Heart lipoamide dehydrogenase (LADH) catalyzed redox-cycling and O2-. production by (5-nitro-2-furfurylidene)amino derivatives using NADH as electron donor. NADH was a much more effective electron donor than NADPH for the nitroreductase activity. O2-. production was demonstrated by cytochrome c reduction, adrenochrome formation and the effect of superoxide dismutase. Under optimum conditions, nitroreductase activity was about 1% of LADH activity. One electron oxygen reduction and NADH oxidation correlated in 2:1 stoichiometry. The nitroreductase kinetics was in accordance with an ordered bi-bi mechanism. Nitrofuran derivatives bearing unsaturated five- or six-membered nitrogen heterocycles were more effective substrates than those bearing other groups, namely nifurtimox, nitrofurazone, nitrofurantoin and 5-nitro-2-furoic acid. Other nitro compounds (chloramphenicol, benznidazole, 2-nitroimidazole and 5-nitroindole) were ineffective. With the triazole, traizine and imidazole nitrofuran derivatives, the nitroreductase pH curve showed a maximum at pH 8.8, different from the pH optimum for the lipoamide reductase and diaphorase activities. Spectroscopic observations demonstrated pH-dependent structural changes in the triazole(I) and triazine derivatives which would affect their behavior as nitroreductase substrates. The nitroreductase activity was inhibited by p-chloromercuribenzoate and enhanced by cadmium and arsenite, whereas the NADH-induced LADH inactivation failed to affect the nitroreductase activity. In the absence of oxygen. LADH catalyzed nitrofuran reduction to products more reduced than the nitroanion, which were not reoxidized by oxygen. The anaerobic nitrofuran reduction was inhibited by cadmium and arsenite. The assayed nitrofuran compounds did not inhibit LADH lipoamide reductase activity, at variance with their action on glutathione reductase (Grinblat et al., Biochem Pharmacol 38: 767-772, 1989).

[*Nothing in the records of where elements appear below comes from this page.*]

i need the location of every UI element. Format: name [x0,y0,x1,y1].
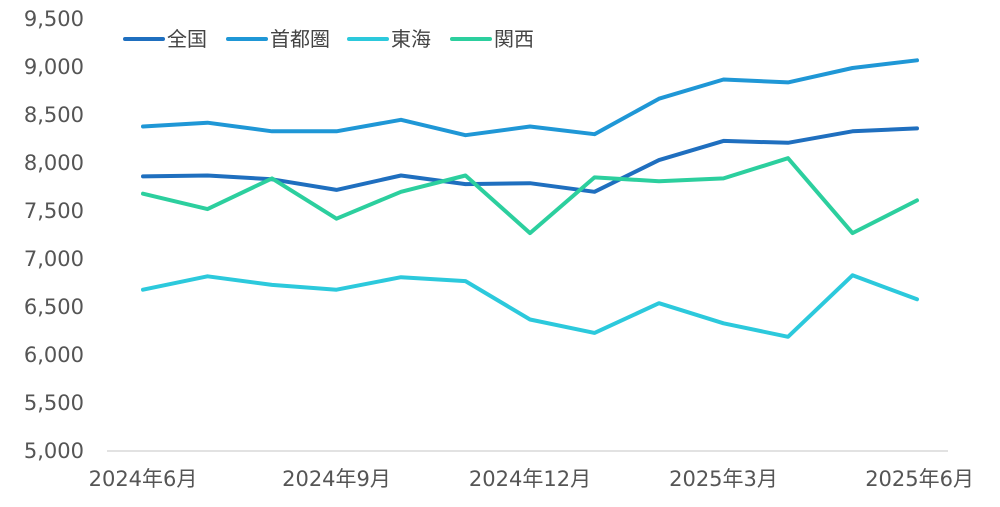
y-tick-label: 5,000 [24,439,84,463]
legend-item: 首都圏 [226,27,330,51]
series-line-3 [141,156,919,236]
legend-item: 全国 [123,27,207,51]
legend-item: 東海 [347,27,431,51]
series-line-1 [141,58,919,138]
y-tick-label: 8,000 [24,151,84,175]
y-axis: 5,000 5,500 6,000 6,500 7,000 7,500 8,000 8,500… [24,7,84,463]
series-line-0 [141,126,919,194]
legend-label: 東海 [391,27,431,51]
y-tick-label: 6,500 [24,295,84,319]
x-tick-label: 2024年12月 [469,467,591,491]
series-layer [141,58,919,339]
legend-label: 全国 [167,27,207,51]
y-tick-label: 7,500 [24,199,84,223]
x-tick-label: 2025年6月 [865,467,974,491]
y-tick-label: 9,500 [24,7,84,31]
x-tick-label: 2024年9月 [282,467,391,491]
x-axis: 2024年6月 2024年9月 2024年12月 2025年3月 2025年6月 [89,467,974,491]
y-tick-label: 8,500 [24,103,84,127]
y-tick-label: 9,000 [24,55,84,79]
x-tick-label: 2024年6月 [89,467,198,491]
y-tick-label: 6,000 [24,343,84,367]
y-tick-label: 7,000 [24,247,84,271]
series-line-2 [141,273,919,339]
legend-item: 関西 [450,27,534,51]
legend-label: 首都圏 [270,27,330,51]
legend-label: 関西 [494,27,534,51]
y-tick-label: 5,500 [24,391,84,415]
legend: 全国 首都圏 東海 関西 [123,27,534,51]
x-tick-label: 2025年3月 [669,467,778,491]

心脏硫辛酰胺脱氢酶(LADH)以NADH作为电子供体,催化(5-硝基-2-糠叉基)氨基衍生物的氧化还原循环和超氧阴离子(O₂⁻)生成。对于硝基还原酶活性而言,NADH是比NADPH更有效的电子供体。通过细胞色素c还原、肾上腺色素形成以及超氧化物歧化酶的作用证明了超氧阴离子(O₂⁻)的生成。在最佳条件下,硝基还原酶活性约为LADH活性的1%。单电子氧还原和NADH氧化以2:1的化学计量比相关。硝基还原酶动力学符合有序双底物双产物机制。带有不饱和五元或六元氮杂环的硝基呋喃衍生物比带有其他基团的更有效底物,即硝呋替莫、呋喃西林、呋喃妥因和5-硝基-2-糠酸。其他硝基化合物(氯霉素、苯硝唑、2-硝基咪唑和5-硝基吲哚)无效。对于三唑、三嗪和咪唑硝基呋喃衍生物,硝基还原酶的pH曲线在pH 8.8处出现最大值,这与硫辛酰胺还原酶和双氢硫辛酰胺脱氢酶活性的最适pH不同。光谱观察表明三唑(I)和三嗪衍生物中存在pH依赖性结构变化,这会影响它们作为硝基还原酶底物的行为。对氯汞苯甲酸抑制硝基还原酶活性,镉和亚砷酸盐增强该活性,而NADH诱导的LADH失活并未影响硝基还原酶活性。在无氧条件下,LADH催化硝基呋喃还原为比硝基阴离子还原程度更高的产物,这些产物不会被氧气再氧化。厌氧条件下的硝基呋喃还原受到镉和亚砷酸盐的抑制。所检测的硝基呋喃化合物不抑制LADH硫辛酰胺还原酶活性,这与它们对谷胱甘肽还原酶的作用不同(格林布拉特等人,《生物化学与药物学》38: 767 - 772, 1989)。